Scenario 2: If the borrower has a current housing payment, but does not have documented property management experience, rental income can only be used to offset the PITIA of the related property.
In addition, the borrower must be qualified in accordance with, but not limited to, the policies in topics B3-4.1-01, Minimum Reserve Requirements, and, if applicable B2-2-03, Multiple Financed Properties for the Same Borrower.
-
Q3.
When can nontaxable income be used to adjust the gross income?
Nontaxable income may be used to adjust (gross up) the borrower’s qualifying income when the lender verifies that the specific source of income is nontaxable and that the income and its nontaxable status are reasonably expected to continue.
The lender must verify the nontaxable status of the income using documentation such as award letters, policy agreements, account statements, tax returns, or any other document that address the nontaxable status of the income.

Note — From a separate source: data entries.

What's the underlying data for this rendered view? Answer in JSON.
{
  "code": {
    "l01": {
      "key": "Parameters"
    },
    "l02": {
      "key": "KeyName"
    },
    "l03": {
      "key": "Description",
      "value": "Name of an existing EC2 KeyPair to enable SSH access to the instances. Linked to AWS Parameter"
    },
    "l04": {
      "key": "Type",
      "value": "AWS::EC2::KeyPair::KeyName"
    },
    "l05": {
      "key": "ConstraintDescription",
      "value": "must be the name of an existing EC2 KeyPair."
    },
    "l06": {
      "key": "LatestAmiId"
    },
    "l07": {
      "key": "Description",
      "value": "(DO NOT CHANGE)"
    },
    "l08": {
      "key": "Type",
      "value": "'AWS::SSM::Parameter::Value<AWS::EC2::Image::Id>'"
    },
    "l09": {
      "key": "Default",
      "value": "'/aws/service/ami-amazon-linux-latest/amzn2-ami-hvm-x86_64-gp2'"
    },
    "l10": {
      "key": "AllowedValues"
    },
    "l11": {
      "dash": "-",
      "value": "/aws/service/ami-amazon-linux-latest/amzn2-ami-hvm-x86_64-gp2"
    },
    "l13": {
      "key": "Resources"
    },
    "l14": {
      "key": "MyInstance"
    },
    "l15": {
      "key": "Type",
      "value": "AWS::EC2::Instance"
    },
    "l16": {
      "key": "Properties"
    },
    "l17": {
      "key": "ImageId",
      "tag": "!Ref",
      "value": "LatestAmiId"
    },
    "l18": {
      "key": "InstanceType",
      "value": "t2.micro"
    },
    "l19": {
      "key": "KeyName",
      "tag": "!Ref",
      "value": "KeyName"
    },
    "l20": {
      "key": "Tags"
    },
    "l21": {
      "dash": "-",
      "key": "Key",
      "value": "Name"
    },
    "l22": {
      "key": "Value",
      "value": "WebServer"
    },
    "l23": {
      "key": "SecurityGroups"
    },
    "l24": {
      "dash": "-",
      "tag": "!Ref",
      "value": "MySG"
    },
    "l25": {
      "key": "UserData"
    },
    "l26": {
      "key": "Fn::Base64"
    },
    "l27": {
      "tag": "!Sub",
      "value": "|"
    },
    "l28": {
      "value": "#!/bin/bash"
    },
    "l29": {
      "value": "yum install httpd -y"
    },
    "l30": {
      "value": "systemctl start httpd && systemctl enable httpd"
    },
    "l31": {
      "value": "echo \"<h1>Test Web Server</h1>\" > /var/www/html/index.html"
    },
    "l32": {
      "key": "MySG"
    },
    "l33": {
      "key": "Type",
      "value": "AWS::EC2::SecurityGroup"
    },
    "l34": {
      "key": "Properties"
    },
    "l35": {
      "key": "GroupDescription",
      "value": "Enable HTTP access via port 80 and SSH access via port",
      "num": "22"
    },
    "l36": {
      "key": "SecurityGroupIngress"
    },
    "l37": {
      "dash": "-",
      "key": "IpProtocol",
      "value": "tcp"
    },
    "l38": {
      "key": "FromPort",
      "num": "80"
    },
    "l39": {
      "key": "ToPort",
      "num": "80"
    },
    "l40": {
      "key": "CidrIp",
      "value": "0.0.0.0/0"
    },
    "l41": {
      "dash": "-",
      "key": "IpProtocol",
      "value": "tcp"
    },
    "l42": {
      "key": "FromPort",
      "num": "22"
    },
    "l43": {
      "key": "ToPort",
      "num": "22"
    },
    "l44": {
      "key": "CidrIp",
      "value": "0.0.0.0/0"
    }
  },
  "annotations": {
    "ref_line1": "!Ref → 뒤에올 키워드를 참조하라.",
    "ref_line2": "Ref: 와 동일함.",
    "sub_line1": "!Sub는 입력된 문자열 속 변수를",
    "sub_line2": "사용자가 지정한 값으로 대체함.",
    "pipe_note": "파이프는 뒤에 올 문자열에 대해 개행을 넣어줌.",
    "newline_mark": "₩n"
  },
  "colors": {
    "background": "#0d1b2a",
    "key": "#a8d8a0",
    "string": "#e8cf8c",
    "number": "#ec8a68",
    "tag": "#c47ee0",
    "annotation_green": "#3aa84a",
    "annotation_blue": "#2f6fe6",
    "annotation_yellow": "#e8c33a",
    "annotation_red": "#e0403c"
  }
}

Nontaxable treatment is not limited to specific income types; however, several income types within B3-3.4, Other Sources of Income, explicitly reference nontaxable income within their individual requirements, including Child Support, Public Assistance, Section 8 Housing Choice Voucher Homeownership Program Payments, and Social Security. The requirements are included within each income source as well as referring the reader to B3-3.3-01, Variable Base Income, for further information.
-
Q4.
What is required for annuity, pension, or retirement Income received in the form of a distribution?
If retirement income is received as distributions from a 401(k), IRA, or Keogh retirement account, the lender must determine whether the income is expected to continue for at least three years after the note date. Eligible retirement account balances may be combined to satisfy the three year continuance requirement. In addition, the borrower must have unrestricted access to the retirement accounts without penalty.
Income from a pension consisting of fixed payments or distributions must be documented with a minimum of three-year continuance. For example: if the pension has a cash value cap, then the lender must ensure that the remaining balance will support three years continuance from the note date.
-
Q5.
What documentation is required to verify annuity, pension, or retirement income?
The lender must verify that the borrower is currently receiving annuity, pension, or retirement income. Acceptable documentation may vary by income source and may include one or more of the following:
- A statement from the organization providing the income
- A retirement award letter or benefit statement
- A financial or bank account statement reflecting the income
- A signed federal income tax return
- An IRS Form W 2
- An IRS Form 1099
All documentation must support the lender’s determination that the income is stable and reasonably expected to continue for the required period.
Our Selling and Servicing Guides and their updates, including Guide announcements and release notes, are the official statements of our policies and procedures and control in the event of discrepancies between the information provided here and the Guides.